Fear. Fear of change, fear of loss of security, fear of failure, fear of success. It all comes down to fear. After I had given my notice, one coworker confided to me that she was envious of what I was doing. I asked her why she didn’t do the same then. She had a few reasons, all legitimate. But, it made me sad that she felt envious and like she couldn’t leave. She, like so many others, stays in an unfulfilling job, year after year, for the security of it.
I want to make one thing clear. I didn’t quit my job on a whim. This is where the discipline part comes in. I’ve got some money in the bank. I have a plan to make money. As an entrepreneur, I will have to have more discipline to get the work done and make the money, than I would have to have at an hourly job, where the only discipline I need is to show up. I’m not telling you to quit your job today if you don’t love it. What I am telling you though, is to begin a plan to live the life you want. When I work with my coaching clients, I have them take the time to figure out what they really want out of life, and to start working towards it. Most people don’t have the time or energy to even ponder what their dream life would be. The 40-hour work-week exhausts us and keeps us slaves to the system.
I also want to be clear that I am addressing, first-world, upper-middle class, relatively privileged people. There are too many people who are oppressed, abused, sick and living in poverty.
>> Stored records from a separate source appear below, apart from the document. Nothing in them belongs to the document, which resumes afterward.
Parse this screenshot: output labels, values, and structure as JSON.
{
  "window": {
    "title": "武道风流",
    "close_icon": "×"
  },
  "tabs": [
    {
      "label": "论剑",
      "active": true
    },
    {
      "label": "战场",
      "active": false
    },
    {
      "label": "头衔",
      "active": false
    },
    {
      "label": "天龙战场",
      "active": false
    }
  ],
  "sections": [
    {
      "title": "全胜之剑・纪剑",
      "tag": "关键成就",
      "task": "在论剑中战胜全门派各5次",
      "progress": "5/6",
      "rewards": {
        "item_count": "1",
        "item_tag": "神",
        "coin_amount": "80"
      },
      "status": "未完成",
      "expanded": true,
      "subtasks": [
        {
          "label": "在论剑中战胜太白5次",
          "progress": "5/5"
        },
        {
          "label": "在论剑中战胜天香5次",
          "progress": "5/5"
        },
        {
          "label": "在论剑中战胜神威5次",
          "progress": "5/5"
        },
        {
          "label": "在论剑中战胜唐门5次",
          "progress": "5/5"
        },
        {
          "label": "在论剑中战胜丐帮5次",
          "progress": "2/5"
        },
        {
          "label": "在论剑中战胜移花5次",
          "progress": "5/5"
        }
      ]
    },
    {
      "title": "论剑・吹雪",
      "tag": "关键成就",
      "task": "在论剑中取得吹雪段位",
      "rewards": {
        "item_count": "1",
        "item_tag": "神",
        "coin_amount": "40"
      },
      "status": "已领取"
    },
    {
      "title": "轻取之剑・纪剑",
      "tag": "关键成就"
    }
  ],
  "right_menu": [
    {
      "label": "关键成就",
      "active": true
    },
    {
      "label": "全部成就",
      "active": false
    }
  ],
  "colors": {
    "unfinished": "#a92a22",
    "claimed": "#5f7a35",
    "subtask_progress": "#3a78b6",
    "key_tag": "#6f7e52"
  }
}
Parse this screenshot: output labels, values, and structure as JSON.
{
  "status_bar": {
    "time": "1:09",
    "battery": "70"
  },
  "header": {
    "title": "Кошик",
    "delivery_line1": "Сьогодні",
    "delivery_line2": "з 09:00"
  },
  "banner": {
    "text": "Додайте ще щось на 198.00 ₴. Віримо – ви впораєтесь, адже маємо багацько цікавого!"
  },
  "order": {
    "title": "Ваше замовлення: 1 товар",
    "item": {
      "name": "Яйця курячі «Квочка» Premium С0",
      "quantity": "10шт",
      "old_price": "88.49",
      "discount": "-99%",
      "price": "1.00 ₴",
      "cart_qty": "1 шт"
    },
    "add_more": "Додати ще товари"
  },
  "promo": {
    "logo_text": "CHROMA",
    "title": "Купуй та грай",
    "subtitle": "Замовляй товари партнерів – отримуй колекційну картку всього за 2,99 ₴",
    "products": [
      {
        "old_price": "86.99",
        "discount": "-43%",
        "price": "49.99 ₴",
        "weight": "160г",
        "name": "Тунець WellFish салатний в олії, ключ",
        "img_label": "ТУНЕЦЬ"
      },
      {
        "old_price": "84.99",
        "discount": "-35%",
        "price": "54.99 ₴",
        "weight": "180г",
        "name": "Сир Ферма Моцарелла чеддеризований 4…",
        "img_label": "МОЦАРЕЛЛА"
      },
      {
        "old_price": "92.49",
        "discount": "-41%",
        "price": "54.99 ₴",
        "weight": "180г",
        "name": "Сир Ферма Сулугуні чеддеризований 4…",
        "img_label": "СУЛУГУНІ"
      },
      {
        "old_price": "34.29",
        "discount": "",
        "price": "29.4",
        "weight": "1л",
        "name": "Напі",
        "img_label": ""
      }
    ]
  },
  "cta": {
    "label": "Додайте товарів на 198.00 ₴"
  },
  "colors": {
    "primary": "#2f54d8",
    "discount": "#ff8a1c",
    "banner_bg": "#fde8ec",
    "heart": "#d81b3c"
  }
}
There are people who’s dream is to eat tomorrow or to have someone be kind to them. I will write more in future posts about how we, the privileged, can and should work to eradicate this dichotomy.
A yogic paradox is Discipline equals Freedom. I would tweak that slightly and say that discipline creates freedom. When we have the discipline to focus on what is important to us, we gain the freedom to live the life we want.
I’ll end with an exercise you can do, if you feel like your life could be more fulfilling. Take some time working through these questions. Write your answers in longhand.
Ask yourself what your life would be like, if it could be anything you wanted.
Write a list of small things you can do to work towards that.
Spend 5 minutes a day getting through that list and working towards your dream.
You might be thinking that 5 minutes a day won’t make much difference. Just imagine doing this for a year. At the end of the year, you will have put more than 30 hours into your dream life. Ok, 30 hours isn’t a ton, but it’s a hell of a lot more than zero. You gotta start somewhere. Good luck!